For a second, she breaks. Her shoulders shake, her lips press to my temple like she’s trying to fuse me together with the shape of her mouth and then the tent erupts again. A body dragged past, blood smearing the floor. A man coughing up pieces of his lungs two cots away. A medic barking her name again.

“Cass!”

The war has already reached in here and it won’t let her stay.

I can feel it.

The desert. The blast. The ghosts. They’re coming for me all over again and this time, they want her too.

I can’t move.

That’s the worst part.

I’m strapped to the cot by tubes, lines, pain. I’ve dragged men through fire with less blood left in me than I’ve got now, but I can’t even sit up. Can’t grab her wrist. Can’t pull her back down into me where she belongs.

So I watch.

Her hand slips from mine. Slow. Like she’s scared I’ll shatter if she lets go too fast. And maybe I will. My fingers twitch uselessly at empty air, trying to catch what’s already gone.

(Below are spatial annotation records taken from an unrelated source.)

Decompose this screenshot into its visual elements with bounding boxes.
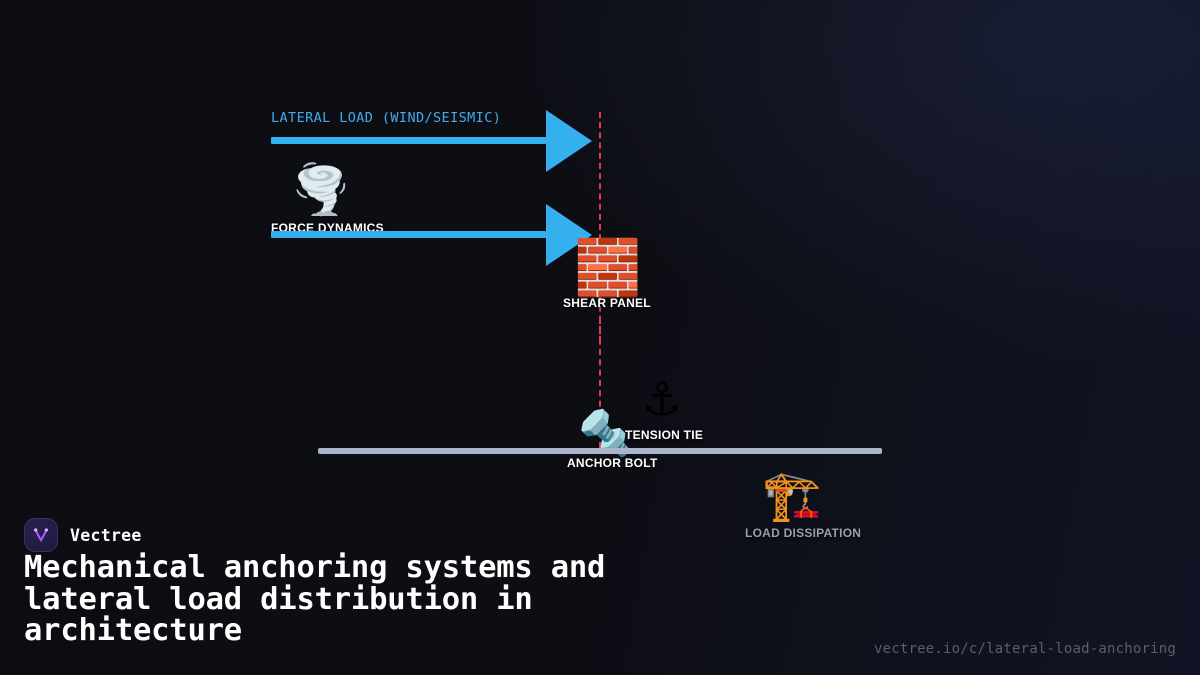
load-arrow-upper-shaft (271, 137, 546, 144)
load-arrow-lower-shaft (271, 231, 546, 238)
vectree-v-logo-icon (24, 518, 58, 552)
poster-canvas: LATERAL LOAD (WIND/SEISMIC) 🌪️ FORCE DYN… (0, 0, 1200, 675)
shear-panel-label: SHEAR PANEL (563, 296, 651, 310)
poster-footer: Vectree Mechanical anchoring systems and… (0, 510, 1200, 675)
brand-name: Vectree (70, 526, 142, 545)
page-title: Mechanical anchoring systems and lateral… (24, 552, 744, 647)
foundation-line (318, 448, 882, 454)
load-arrow-upper-head (546, 110, 592, 172)
lateral-load-annotation: LATERAL LOAD (WIND/SEISMIC) (271, 110, 501, 126)
tension-tie-label: TENSION TIE (625, 428, 703, 442)
site-url: vectree.io/c/lateral-load-anchoring (874, 641, 1176, 657)
brand-row: Vectree (24, 518, 142, 552)
tornado-icon: 🌪️ (291, 166, 351, 214)
anchor-bolt-label: ANCHOR BOLT (567, 456, 658, 470)
brick-wall-icon: 🧱 (574, 241, 641, 295)
anchor-icon: ⚓ (641, 376, 682, 422)
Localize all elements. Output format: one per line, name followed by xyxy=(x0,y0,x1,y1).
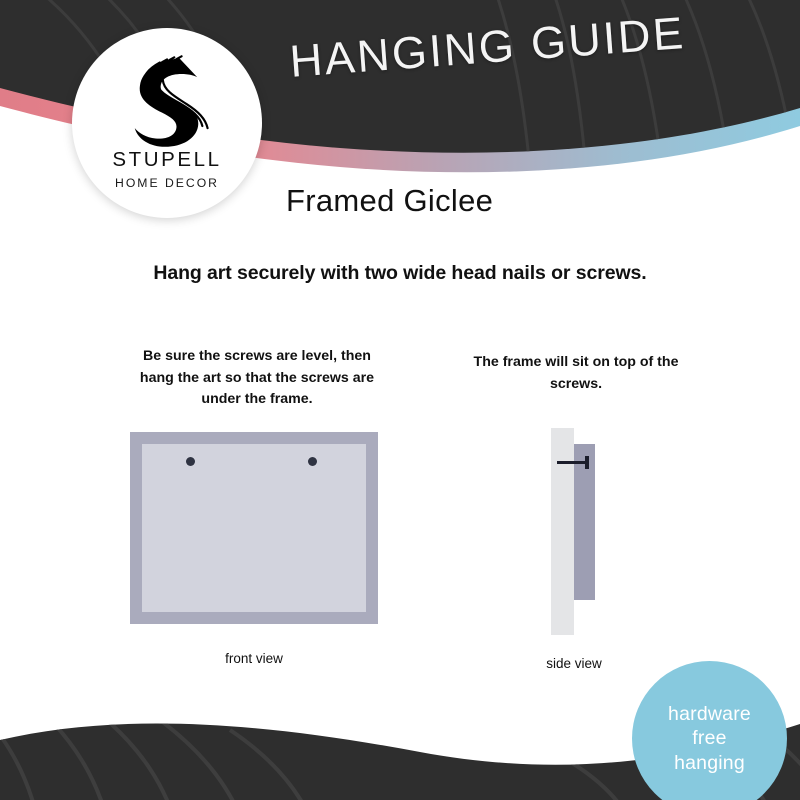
main-instruction-text: Hang art securely with two wide head nai… xyxy=(0,262,800,285)
badge-line-1: hardware xyxy=(668,702,751,727)
hanging-guide-page: STUPELL HOME DECOR HANGING GUIDE Framed … xyxy=(0,0,800,800)
hardware-free-hanging-badge: hardware free hanging xyxy=(632,661,787,800)
side-view-label: side view xyxy=(500,656,648,671)
screw-dot-left xyxy=(186,457,195,466)
brand-logo-badge: STUPELL HOME DECOR xyxy=(72,28,262,218)
side-view-wall xyxy=(551,428,574,635)
stupell-swoosh-logo-icon xyxy=(115,48,219,152)
front-view-label: front view xyxy=(130,651,378,666)
front-view-frame-interior xyxy=(142,444,366,612)
badge-line-3: hanging xyxy=(674,751,745,776)
brand-name: STUPELL xyxy=(112,148,221,172)
front-view-frame-diagram xyxy=(130,432,378,624)
side-view-caption: The frame will sit on top of the screws. xyxy=(452,352,700,395)
front-view-caption: Be sure the screws are level, then hang … xyxy=(128,346,386,411)
screw-dot-right xyxy=(308,457,317,466)
brand-tagline: HOME DECOR xyxy=(115,176,219,190)
side-view-screw-head xyxy=(585,456,589,469)
product-name: Framed Giclee xyxy=(286,183,493,219)
side-view-screw-shaft xyxy=(557,461,588,464)
badge-line-2: free xyxy=(692,726,726,751)
page-title: HANGING GUIDE xyxy=(288,7,687,88)
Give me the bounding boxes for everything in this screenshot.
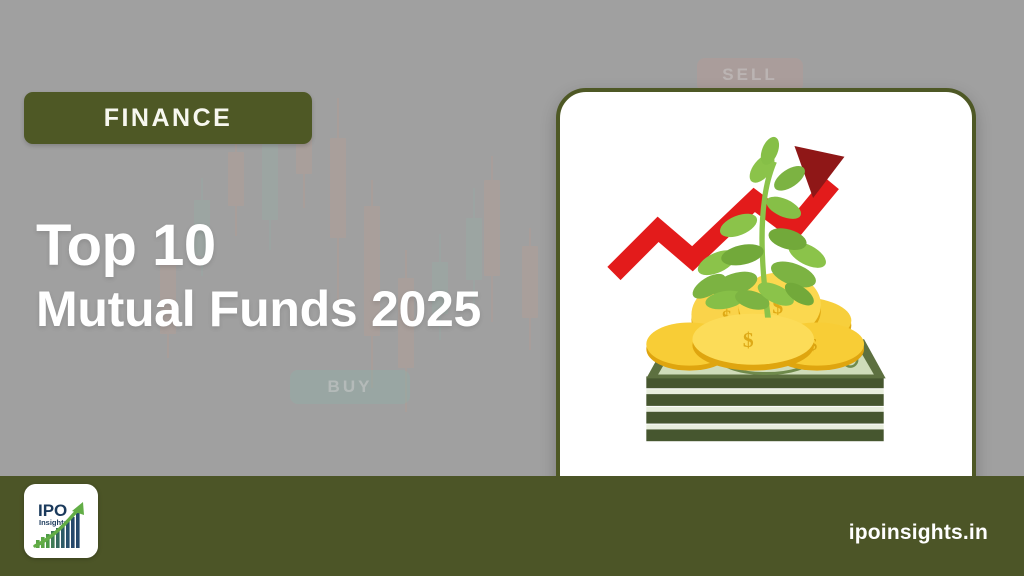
page-title: Top 10 Mutual Funds 2025 <box>36 216 481 337</box>
category-badge[interactable]: FINANCE <box>24 92 312 144</box>
category-badge-label: FINANCE <box>104 104 233 133</box>
svg-text:$: $ <box>743 328 754 352</box>
candlestick-body <box>228 152 244 206</box>
candlestick <box>484 156 500 322</box>
candlestick-body <box>262 144 278 220</box>
candlestick-body <box>522 246 538 318</box>
title-line-2: Mutual Funds 2025 <box>36 281 481 337</box>
website-url[interactable]: ipoinsights.in <box>849 521 988 545</box>
ipo-insights-logo-icon: IPO Insights <box>24 484 98 558</box>
buy-tag: BUY <box>290 370 410 404</box>
sell-tag: SELL <box>697 58 803 92</box>
illustration-card: $ $ $ $ $ <box>556 88 976 506</box>
candlestick-wick <box>529 228 531 350</box>
banner-root: BUY SELL FINANCE Top 10 Mutual Funds 202… <box>0 0 1024 576</box>
gold-coins: $ $ $ $ $ <box>646 272 864 370</box>
brand-logo[interactable]: IPO Insights <box>24 484 98 558</box>
title-line-1: Top 10 <box>36 216 481 277</box>
investment-growth-icon: $ $ $ $ $ <box>560 92 972 502</box>
candlestick-wick <box>491 156 493 322</box>
candlestick-body <box>484 180 500 276</box>
candlestick <box>522 228 538 350</box>
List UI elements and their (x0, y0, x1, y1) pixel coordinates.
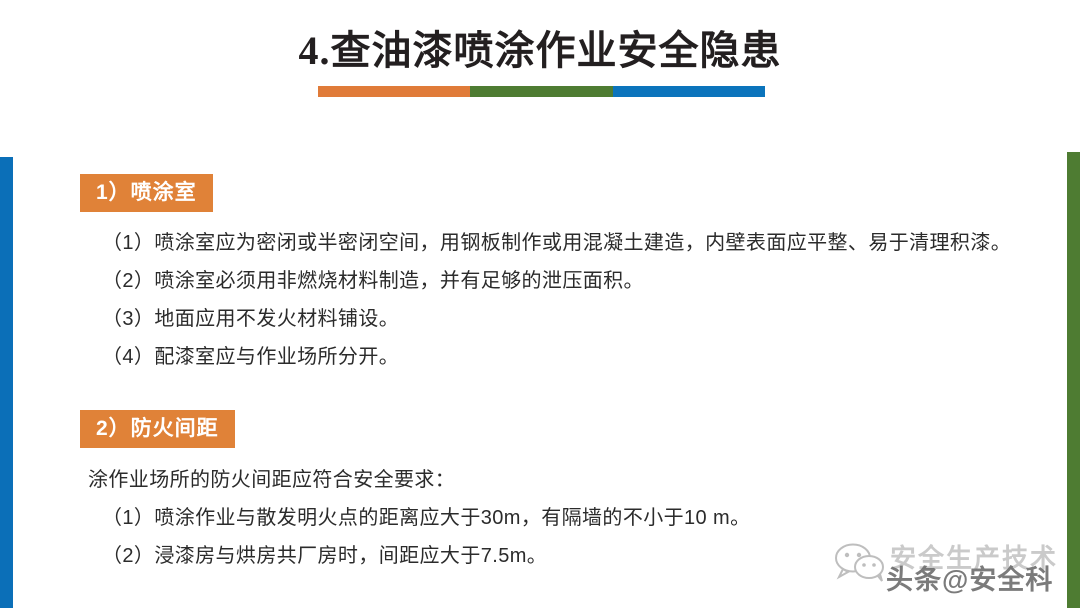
left-accent-bar (0, 157, 13, 608)
right-accent-bar (1067, 152, 1080, 608)
section-2-line-2: （2）浸漆房与烘房共厂房时，间距应大于7.5m。 (102, 543, 547, 569)
section-1-line-4: （4）配漆室应与作业场所分开。 (102, 344, 399, 370)
watermark-back-text: 安全生产技术 (890, 538, 1058, 575)
section-2-line-1: （1）喷涂作业与散发明火点的距离应大于30m，有隔墙的不小于10 m。 (102, 505, 751, 531)
wechat-icon (834, 542, 886, 582)
rule-segment-orange (318, 86, 470, 97)
rule-segment-blue (613, 86, 765, 97)
slide-canvas: 4.查油漆喷涂作业安全隐患 1）喷涂室 （1）喷涂室应为密闭或半密闭空间，用钢板… (0, 0, 1080, 608)
rule-segment-green (470, 86, 613, 97)
section-badge-2: 2）防火间距 (80, 410, 235, 448)
section-1-line-2: （2）喷涂室必须用非燃烧材料制造，并有足够的泄压面积。 (102, 268, 644, 294)
watermark-front-text: 头条@安全科 (886, 558, 1053, 597)
section-1-line-1: （1）喷涂室应为密闭或半密闭空间，用钢板制作或用混凝土建造，内壁表面应平整、易于… (102, 230, 1011, 256)
title-underline-rule (318, 86, 765, 97)
section-badge-1: 1）喷涂室 (80, 174, 213, 212)
page-title: 4.查油漆喷涂作业安全隐患 (0, 18, 1080, 76)
section-1-line-3: （3）地面应用不发火材料铺设。 (102, 306, 399, 332)
section-2-intro: 涂作业场所的防火间距应符合安全要求： (88, 467, 455, 493)
watermark: 安全生产技术 头条@安全科 (828, 536, 1068, 608)
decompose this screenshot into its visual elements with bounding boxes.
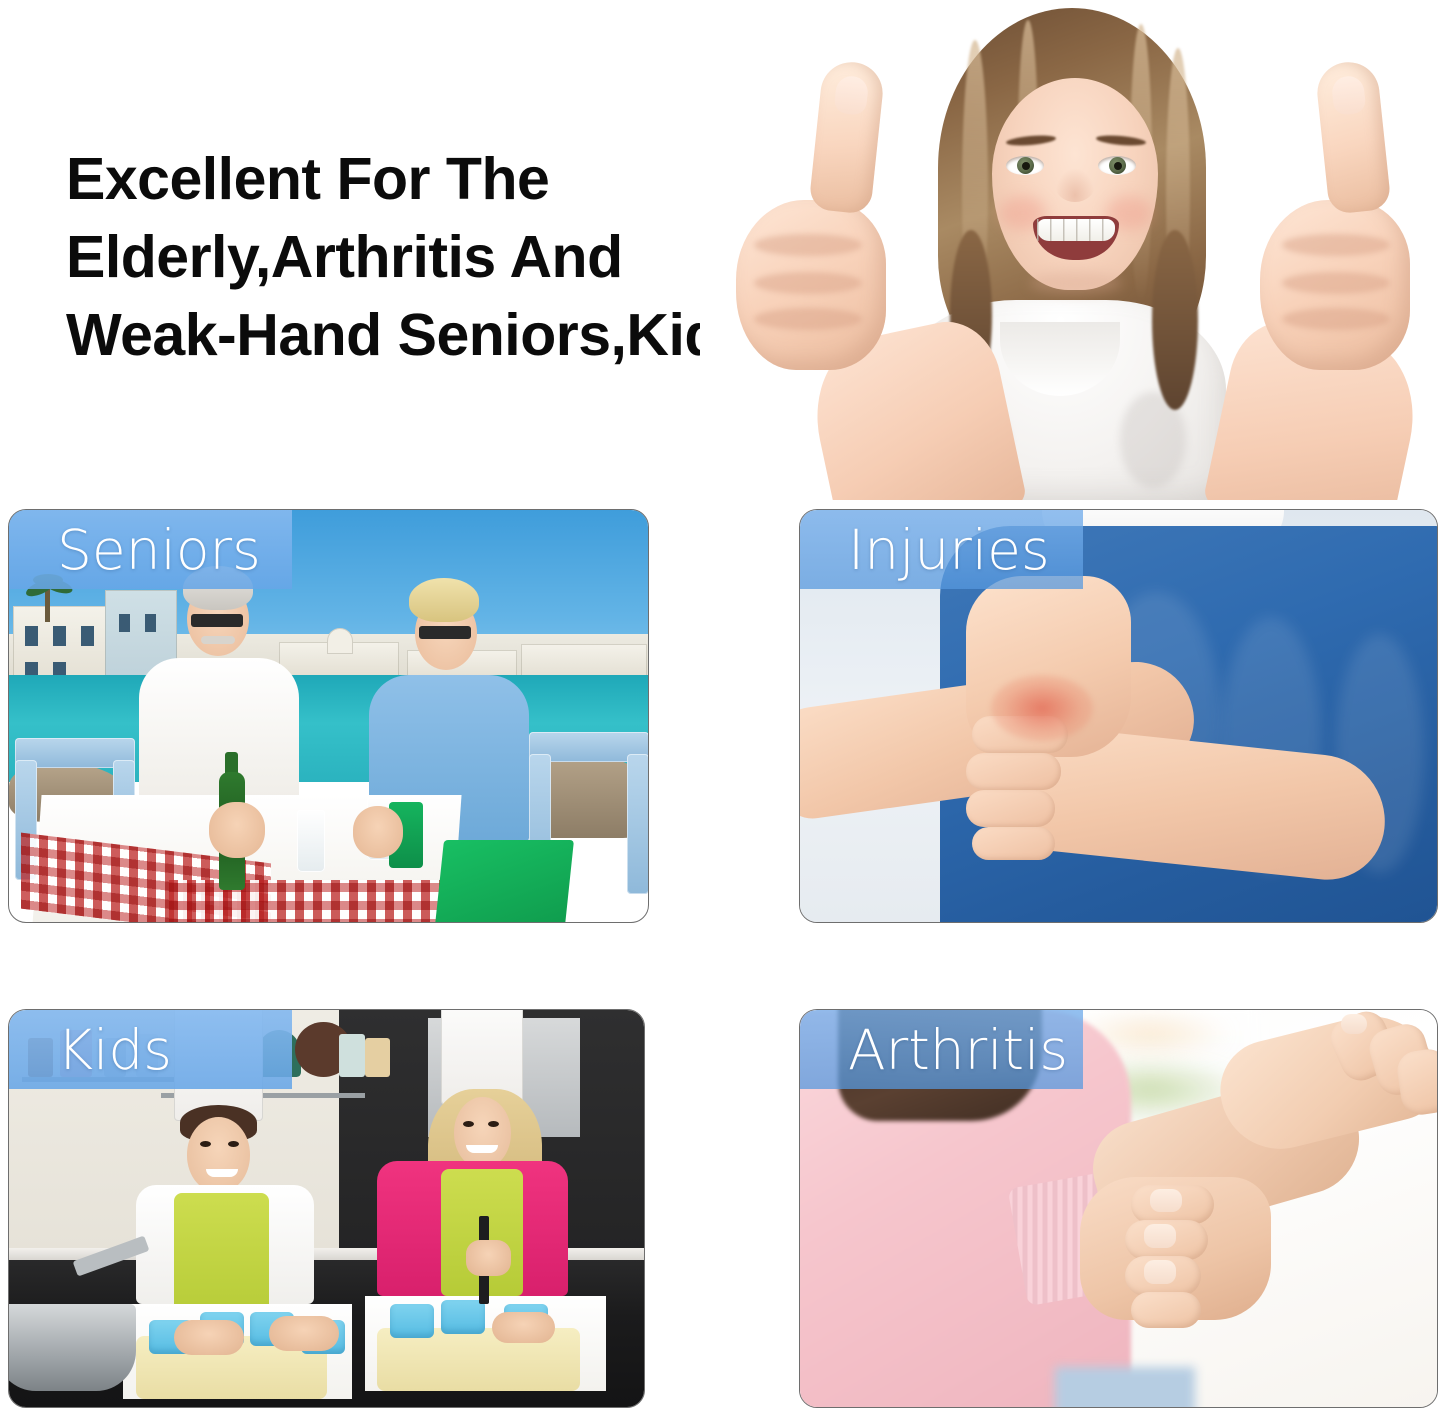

The flap opens, and she’s swallowed. Boots, noise, blood. Her name ripped out of the chaos like a command.

Cass.

The sound echoes in my skull until it’s not her name anymore, it’s mine.

Dax, Dax, Dax—but no one’s calling me. No one’s keeping me here.

The war creeps in fast.

Cots groan. Men howl. The smell of iron and diesel eats the air. I blink, and I swear I’m back on the road, dust in my teeth, bodies twisted in the crater.

No. No.

I dig my nails into the thin mattress. The monitor ticks too loud beside me, matching my heartbeat, frantic, screaming. My chest feels split open. Every beep is a countdown.

“Cass…”

It slips out of me, hoarse, small. A plea, not a call.